Stanford-Örebro-American University of CairoCross-Cultural Rhetoric Marratech May 12, 2008 Focus on Film or Video

Preparation for May 12, 2008

  1. Read Envision, Chapter 6, on Film and on Organizing/Writing the Research Paper
  2. Watch Youtube video instruction on Film as a rhetorical model of arrangement and research
  3. Select a short film or video related to your research project. This might be a video ad, or a film trailer, or a documentary on your topic.

I. Making Contact in Globally-Distributed Teams.

Time: 18.10–18.20 / 9.10–9.20 10 minutes

Once again, you will start immediately in small groups, at http://switchboard.stanford.edu.

Checking in: Discuss the practice of film viewing in your Culture: Do people go to movies, watch films in dorms or apartments, like new movies, international films, or independents?

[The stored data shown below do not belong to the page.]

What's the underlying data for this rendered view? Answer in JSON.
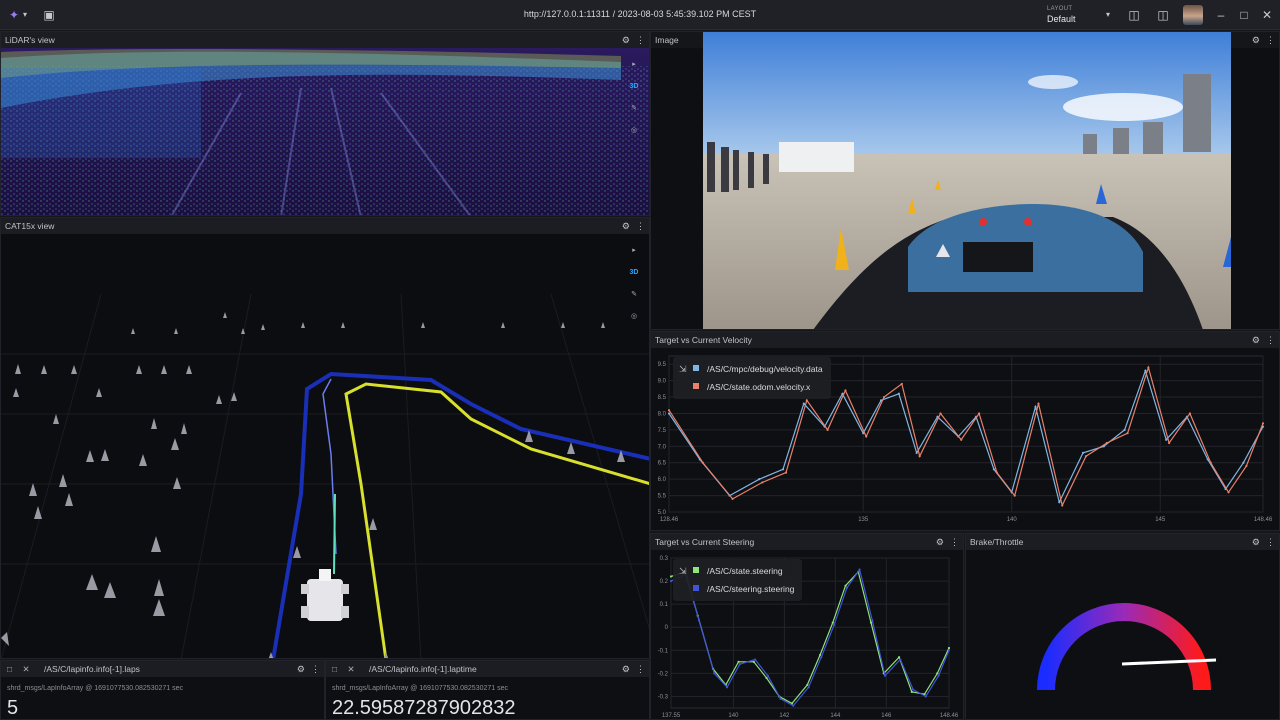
{
  "topbar": {
    "url": "http://127.0.0.1:11311 / 2023-08-03 5:45:39.102 PM CEST",
    "layout_label": "LAYOUT",
    "layout_value": "Default"
  },
  "panels": {
    "lidar": {
      "title": "LiDAR's view",
      "mode": "3D"
    },
    "cat": {
      "title": "CAT15x view",
      "mode": "3D"
    },
    "image": {
      "title": "Image"
    },
    "velocity": {
      "title": "Target vs Current Velocity",
      "series": [
        "/AS/C/mpc/debug/velocity.data",
        "/AS/C/state.odom.velocity.x"
      ],
      "colors": [
        "#7fb6e6",
        "#e8806a"
      ]
    },
    "steering": {
      "title": "Target vs Current Steering",
      "series": [
        "/AS/C/state.steering",
        "/AS/C/steering.steering"
      ],
      "colors": [
        "#8ee37a",
        "#3f54d8"
      ]
    },
    "brake": {
      "title": "Brake/Throttle"
    },
    "laps": {
      "title": "/AS/C/lapinfo.info[-1].laps",
      "meta": "shrd_msgs/LapInfoArray @ 1691077530.082530271 sec",
      "value": "5"
    },
    "laptime": {
      "title": "/AS/C/lapinfo.info[-1].laptime",
      "meta": "shrd_msgs/LapInfoArray @ 1691077530.082530271 sec",
      "value": "22.59587287902832"
    }
  },
  "chart_data": [
    {
      "type": "line",
      "title": "Target vs Current Velocity",
      "x_ticks": [
        "128.46",
        "135",
        "140",
        "145",
        "148.46"
      ],
      "y_ticks": [
        "9.5",
        "9.0",
        "8.5",
        "8.0",
        "7.5",
        "7.0",
        "6.5",
        "6.0",
        "5.5",
        "5.0"
      ],
      "xlim": [
        128.46,
        148.46
      ],
      "ylim": [
        5.0,
        9.75
      ],
      "series": [
        {
          "name": "/AS/C/mpc/debug/velocity.data",
          "x": [
            128.46,
            129.5,
            130.5,
            131.5,
            132.3,
            133,
            133.7,
            134.3,
            135,
            135.6,
            136.2,
            136.8,
            137.5,
            138.2,
            138.8,
            139.4,
            140,
            140.8,
            141.6,
            142.4,
            143.1,
            143.8,
            144.5,
            145.2,
            145.9,
            146.6,
            147.2,
            147.8,
            148.46
          ],
          "y": [
            8.0,
            6.6,
            5.5,
            6.0,
            6.3,
            8.3,
            7.6,
            8.6,
            7.4,
            8.4,
            8.6,
            6.8,
            7.9,
            7.3,
            7.9,
            6.3,
            5.6,
            8.2,
            5.3,
            6.8,
            7.0,
            7.5,
            9.3,
            7.2,
            7.9,
            6.6,
            5.7,
            6.5,
            7.6
          ]
        },
        {
          "name": "/AS/C/state.odom.velocity.x",
          "x": [
            128.46,
            129.6,
            130.6,
            131.6,
            132.4,
            133.1,
            133.8,
            134.4,
            135.1,
            135.7,
            136.3,
            136.9,
            137.6,
            138.3,
            138.9,
            139.5,
            140.1,
            140.9,
            141.7,
            142.5,
            143.2,
            143.9,
            144.6,
            145.3,
            146,
            146.7,
            147.3,
            147.9,
            148.46
          ],
          "y": [
            8.1,
            6.5,
            5.4,
            5.9,
            6.2,
            8.4,
            7.5,
            8.7,
            7.3,
            8.5,
            8.9,
            6.7,
            8.0,
            7.2,
            8.0,
            6.2,
            5.5,
            8.3,
            5.2,
            6.7,
            7.1,
            7.4,
            9.4,
            7.1,
            8.0,
            6.5,
            5.6,
            6.4,
            7.7
          ]
        }
      ]
    },
    {
      "type": "line",
      "title": "Target vs Current Steering",
      "x_ticks": [
        "137.55",
        "140",
        "142",
        "144",
        "146",
        "148.46"
      ],
      "y_ticks": [
        "0.3",
        "0.2",
        "0.1",
        "0",
        "-0.1",
        "-0.2",
        "-0.3"
      ],
      "xlim": [
        137.55,
        148.46
      ],
      "ylim": [
        -0.35,
        0.3
      ],
      "series": [
        {
          "name": "/AS/C/state.steering",
          "x": [
            137.55,
            138.1,
            138.6,
            139.2,
            139.7,
            140.2,
            140.8,
            141.3,
            141.8,
            142.3,
            142.9,
            143.4,
            143.9,
            144.4,
            144.9,
            145.4,
            145.9,
            146.5,
            147,
            147.5,
            148,
            148.46
          ],
          "y": [
            0.22,
            0.24,
            0.05,
            -0.18,
            -0.25,
            -0.15,
            -0.15,
            -0.22,
            -0.3,
            -0.33,
            -0.25,
            -0.12,
            0.02,
            0.18,
            0.24,
            0.02,
            -0.2,
            -0.13,
            -0.28,
            -0.29,
            -0.2,
            -0.09
          ]
        },
        {
          "name": "/AS/C/steering.steering",
          "x": [
            137.55,
            138.15,
            138.65,
            139.25,
            139.75,
            140.25,
            140.85,
            141.35,
            141.85,
            142.35,
            142.95,
            143.45,
            143.95,
            144.45,
            144.95,
            145.45,
            145.95,
            146.55,
            147.05,
            147.55,
            148.05,
            148.46
          ],
          "y": [
            0.2,
            0.23,
            0.03,
            -0.2,
            -0.26,
            -0.16,
            -0.14,
            -0.21,
            -0.31,
            -0.34,
            -0.26,
            -0.13,
            0.01,
            0.17,
            0.25,
            0.03,
            -0.21,
            -0.14,
            -0.27,
            -0.3,
            -0.21,
            -0.1
          ]
        }
      ]
    }
  ]
}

What do you learn from cultures from sharing practices of viewing visual texts (films?)

II. Cross-Cultural Analysis of Films and Research Papers in Progress

This is your screen if you resize the window with your trailer on the left, and view people’s faces in video boxes on the right …Overlay the resized window on top of Marratech

Time:18.20-19.00 / 9.20-10.00 40minutes

Instructions: As a group, discuss each person’s chosen video or film. You will be completing the collaborative challenge from Envision on page 178. However, the films will be relevant to your own research paper or project.

Tech Directions: type the URL of the video/trailer into the chat box. Then, paste the URL in a browser and resize the window so you can see also see the faces in videoboxes.

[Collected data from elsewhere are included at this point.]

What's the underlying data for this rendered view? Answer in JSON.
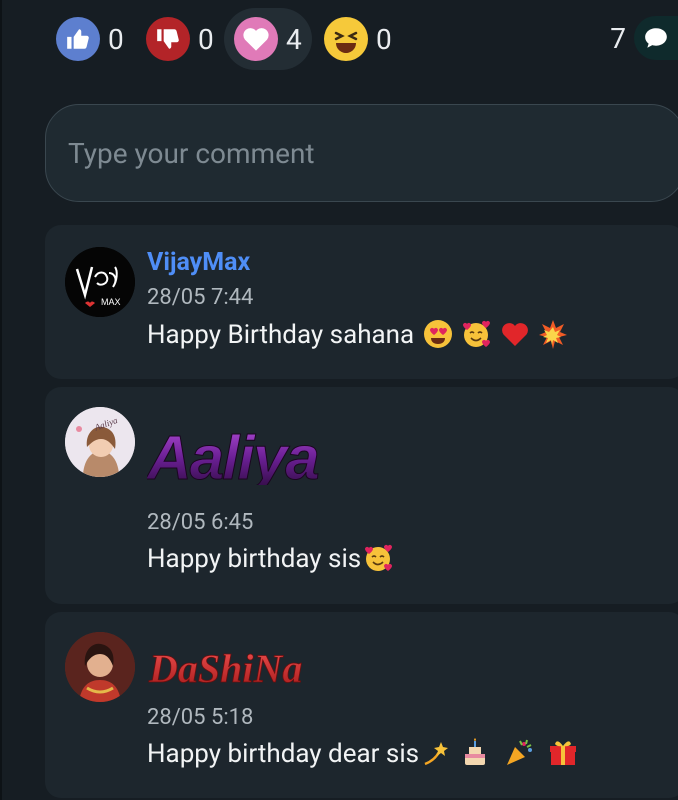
{
  "reactions": {
    "like": {
      "icon": "thumbs-up-icon",
      "count": "0"
    },
    "dislike": {
      "icon": "thumbs-down-icon",
      "count": "0"
    },
    "love": {
      "icon": "heart-icon",
      "count": "4"
    },
    "laugh": {
      "icon": "laughing-face-icon",
      "count": "0"
    },
    "comments": {
      "icon": "speech-bubble-icon",
      "count": "7"
    }
  },
  "comment_input": {
    "placeholder": "Type your comment"
  },
  "comments": [
    {
      "username": "VijayMax",
      "username_color": "#4f8ef7",
      "time": "28/05 7:44",
      "text": "Happy Birthday sahana",
      "emojis": [
        "heart-eyes",
        "smiling-face-with-hearts",
        "red-heart",
        "collision"
      ]
    },
    {
      "username": "Aaliya",
      "username_style": "decorative-purple-logo",
      "time": "28/05 6:45",
      "text": "Happy birthday sis",
      "emojis": [
        "smiling-face-with-hearts"
      ]
    },
    {
      "username": "DaShiNa",
      "username_style": "decorative-red-script",
      "time": "28/05 5:18",
      "text": "Happy birthday dear sis",
      "emojis": [
        "dizzy",
        "birthday-cake",
        "party-popper",
        "wrapped-gift"
      ]
    }
  ]
}
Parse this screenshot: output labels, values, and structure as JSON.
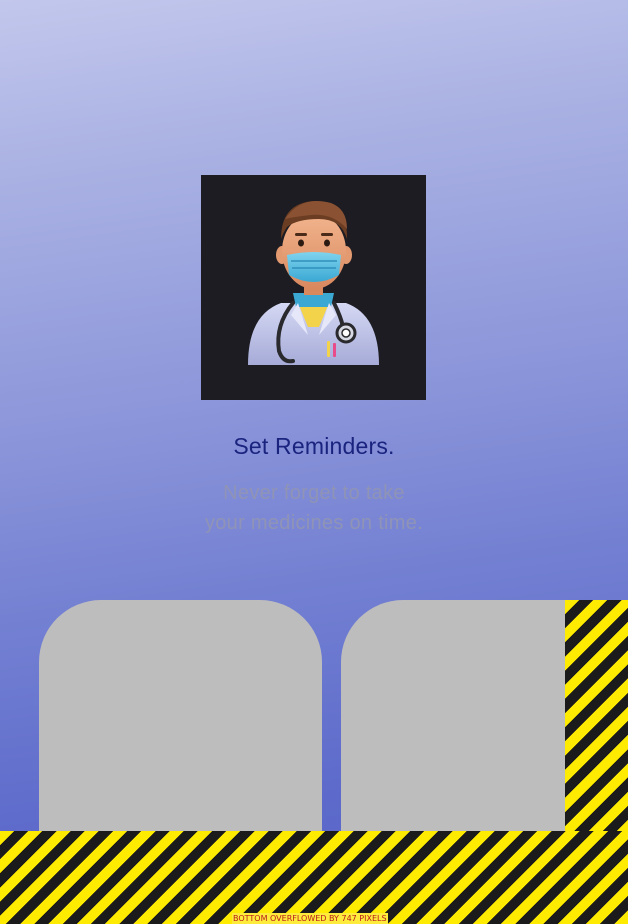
{
  "onboarding": {
    "illustration": "doctor-with-mask-and-stethoscope",
    "title": "Set Reminders.",
    "subtitle_line1": "Never forget to take",
    "subtitle_line2": "your medicines on time."
  },
  "debug": {
    "overflow_message": "BOTTOM OVERFLOWED BY 747 PIXELS"
  },
  "colors": {
    "title": "#1a237e",
    "subtitle": "#8f94b6",
    "card": "#bdbdbd",
    "warning_yellow": "#ffeb00",
    "warning_black": "#1b1b1b"
  }
}
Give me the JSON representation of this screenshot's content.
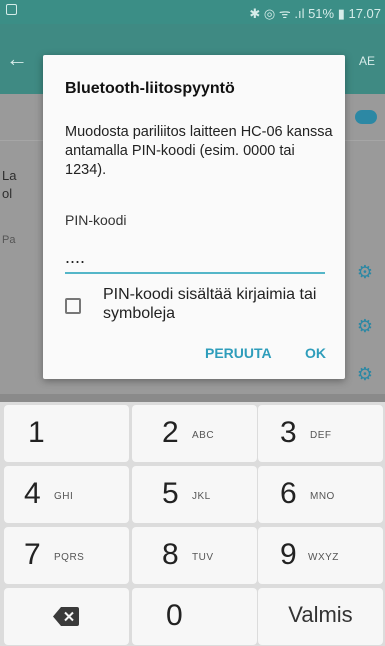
{
  "status_bar": {
    "right_text": "✱ ◎ ᯤ .ıl 51% ▮ 17.07"
  },
  "background": {
    "app_action": "AE",
    "text_line1": "La",
    "text_line2": "ol",
    "text_line3": "Pa"
  },
  "dialog": {
    "title": "Bluetooth-liitospyyntö",
    "message": "Muodosta pariliitos laitteen HC-06 kanssa antamalla PIN-koodi (esim. 0000 tai 1234).",
    "pin_label": "PIN-koodi",
    "pin_value": "....",
    "checkbox_label": "PIN-koodi sisältää kirjaimia tai symboleja",
    "checkbox_checked": false,
    "cancel_label": "PERUUTA",
    "ok_label": "OK",
    "accent_color": "#2e9dbb"
  },
  "keypad": {
    "keys": [
      {
        "num": "1",
        "sub": ""
      },
      {
        "num": "2",
        "sub": "ABC"
      },
      {
        "num": "3",
        "sub": "DEF"
      },
      {
        "num": "4",
        "sub": "GHI"
      },
      {
        "num": "5",
        "sub": "JKL"
      },
      {
        "num": "6",
        "sub": "MNO"
      },
      {
        "num": "7",
        "sub": "PQRS"
      },
      {
        "num": "8",
        "sub": "TUV"
      },
      {
        "num": "9",
        "sub": "WXYZ"
      }
    ],
    "zero": "0",
    "done_label": "Valmis",
    "backspace_icon": "backspace-icon"
  }
}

  1. What the argument and purpose of each video or trailer? What expectations are made about audience, cultural background, and doxa (cultural values)? What diverse cultural perspectives emerge in discussing this visual rhetoric text?
  2. How does the video or trailer function as an outline of key scenes, characters, conflict, and argument? What tone or style is conveyed through the selection of imagery, music, plot or character emphasis?
  3. What is the arrangement strategy of the video? See the table in Envision p. 183. What can you apply to your own outline strategies? What might you choose to emphasize? How will you convey a story from the material you have gathered?
  4. Learn from the film to advance your research paper: Pick one video or trailer and, as a team, make a parallel story board (or box outline of elements; see image on next page) to map out one person’s research paper based on the arrangement model from the film (try applying the organizational pattern; team members can help draw or suggest ideas!)

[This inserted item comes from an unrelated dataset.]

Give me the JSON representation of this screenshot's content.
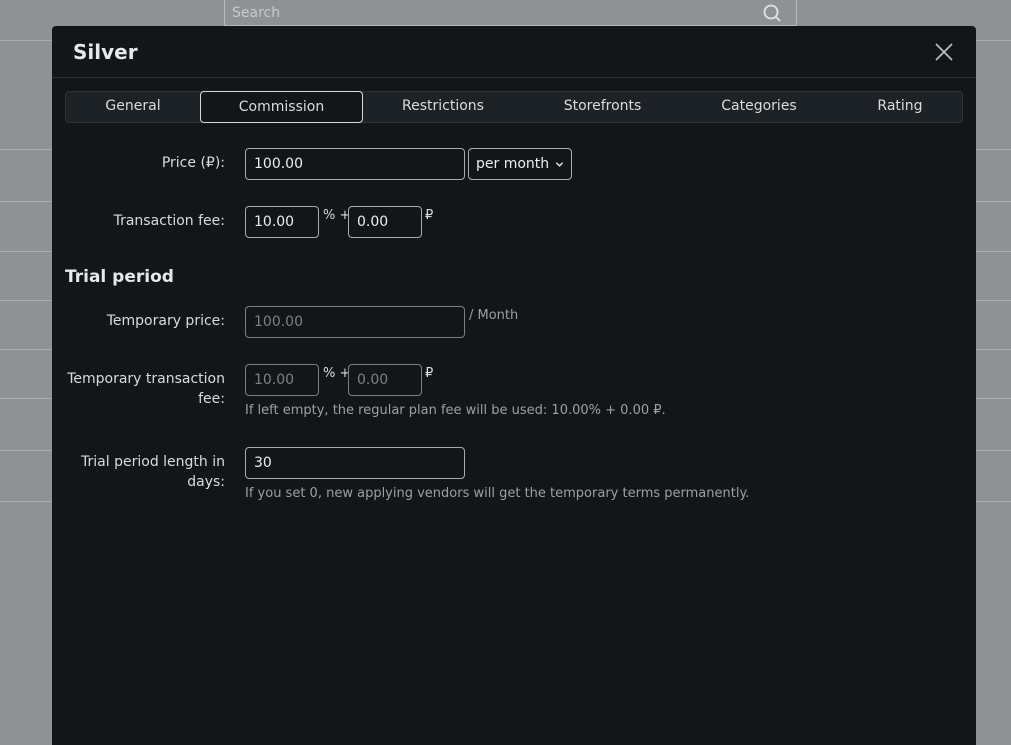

If you have time, take turns, working with each person’s topic and drawing/writing on whiteboard how the outline strategies of the film can help create an outline for the paper. Save the whiteboards on your desktop.

Please be sure to stop at 19.00/10.00 and move on to Part III – see next page.

Page 2 of Instructions for May 12, 2008

III. Collaborative Writing and PresentationActivity: Post Group Work on Blogs.

Time: 19.00-19.20/ 10.00-10.20 20 minutes

Task: Story Board your learning

Creative Challenge: Address the following questions:Is this kind of video conference worth doing? What specifically do you learn about rhetoric, writing, research, and cultural values from these activities that you would not learn otherwise? Can you make an argument as a storyboard?

Instructions: As a team, discuss the creative challenge. Develop an argument, collaboratively, to share with the class and then storyboard your answer. You can include evidence from the activity in II above (from storyboarding one research project). As shown in the boxes below, a storyboard is an outline in graphic format (see also Envision Figure 6.1 or 6.4); it helps people visualize the content of a film, a dramatic script, an animation, an ad campaign or even an essay.

Using the Marratech whiteboard, draw in sketches/wordsfor the story you want to tell, or the argument you want to make about the concrete value of videoconference learning. Use simple drawings to begin with. Once the story or argument is in place, you can add more to it on the blog.

Select TWO people to present the storyboard argument to other groups back in T217, and one person as “blogger” to create a post on the CCR blog (include team and everyone’s names).

Tech Directions:

  1. Use the white board and collaboratively write out the answer in storyboard format.
  2. Save the whiteboard on your desktop so you can open it again during the presentation
  3. “The Blogger” post the storyboardimage and a written-for-the-blog synthesis at. http://cgi.stanford.edu/%7Egroup-ccr/mt/mt.cgi

Orebro Username: OrebroCCRSpring2008 Password: ccr2008

Stanford Username: StanfordVisualS08 Password:ccr2008

Egypt Username: AUCEgyptPassword: ccr2008

IV. Reporting Back through Presentation of Collaborative Learning

Time: 19.20-19.30/ 10.20-10.30 10 minutes

Instructions: learn effective communication across cultures and develop active listening expertise

Each group report, show the whiteboard with the storyboard, and 2 people report on learning.

Tech Directions: In Marratech, switch from to T217 (

V. Debrief at Individual Universities; post follow-up comment on the CCR blog!